Giriş

Bize Muhammed b. Beşşâr, ona Gundar, ona Şu'be, ona da Ebu Cemre şöyle rivayet etmiştir:
Ben, İbn Abbas ile insanlar arasında tercümanlık yapıyordum. İbn Abbas şöyle anlattı: Abdülkays oğulları heyeti Hz. Peygamber'in (sav) huzuruna gelmişlerdi. Hz. Peygamber (sav), "Kim bu heyet -ya da kim bu insanlar-?" diye sordu. Onlar da, 'Rabîa'yız' dediler. Hz. Peygamber (sav), "Cemâate -veya heyete- merhaba, hoş geldiniz.
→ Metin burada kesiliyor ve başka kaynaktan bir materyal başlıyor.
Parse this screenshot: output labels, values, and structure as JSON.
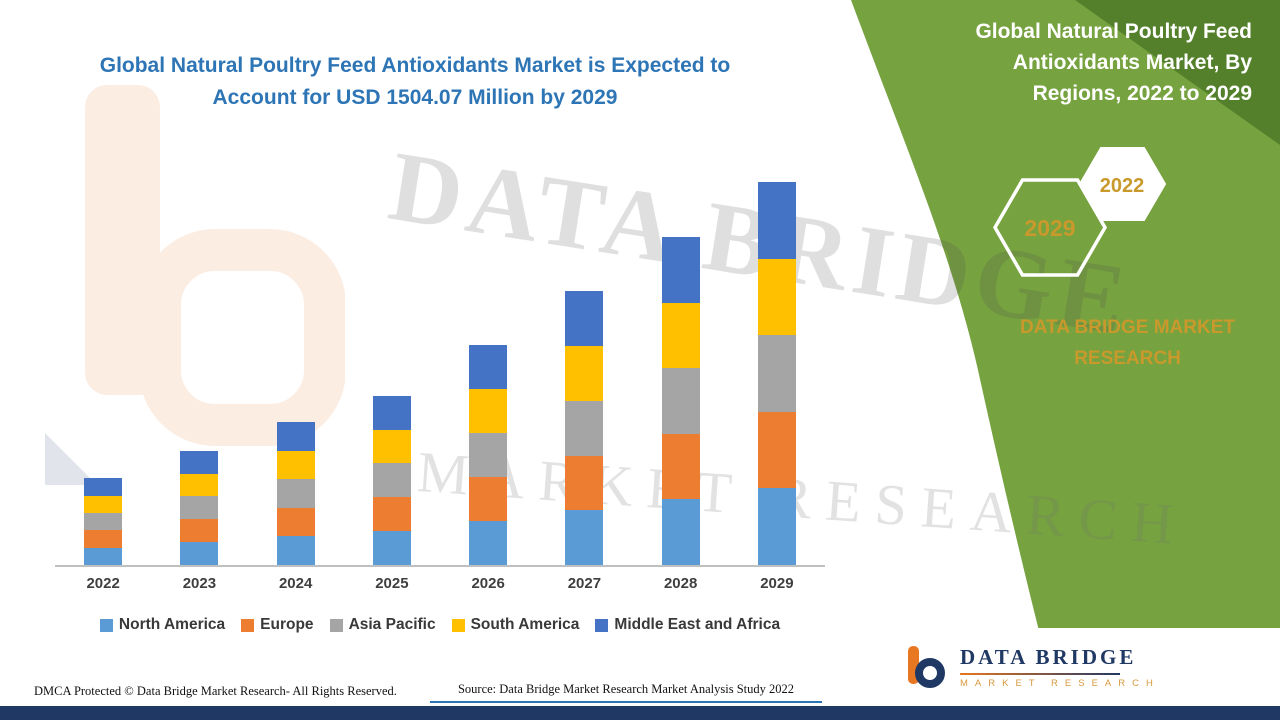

Allah utandırmasın ve pişman etmesin" dedi. Onlar, 'Biz uzak yerden geliyoruz. Bizimle senin aranda Mudar kafilerinin şu kabilesi var. Bu yüzden ancak haram aylarda sana gelebiliyoruz. Bize öyle şeyler söyle ki, geride bıraktıklarımıza onları haber verelim ve o sayede cennete girelim' dediler. Hz. Peygamber (sav) de, onlara dört şeyi emretti, dört şeyi de yasakladı. Onlara, aziz ve celil olan Allah'ın birliğine iman etmelerini emretti. Sonra da, "Allah'ın birliğine iman etmek ne demek, bilir misiniz?" diye sordu. Onlar, 'En doğrusunu Allah ve rasulü bilir' dediler. Hz. Peygamber (sav) şöyle devam etti: "Allah'tan başka ilah olmadığına ve Muhammed'in de Allah'ın rasulü olduğuna şehadet etmek, namaz kılmak, zekât vermek, Ramazan (orucunu) tutmak ve ganimetin beşte birini vermektir." Ayrıca Rasûlullah (sav) onlara dübbâı (kuru kabağın içi oyularak yapılan su kabı), hantemi (topraktan yapılan su testisi), müzeffeti (içi ziftle kaplanmış kap) ve nakîri (hurma kütüğünün içi oyularak yapılan su kabı) yasakladı. Râvi Şube, nakîr kelimesini bazen mukayyer diye telaffuz ederdi. Sonra şöyle buyurdu: "Bunları aklınızda tutun ve geride bıraktıklarınıza haber verin."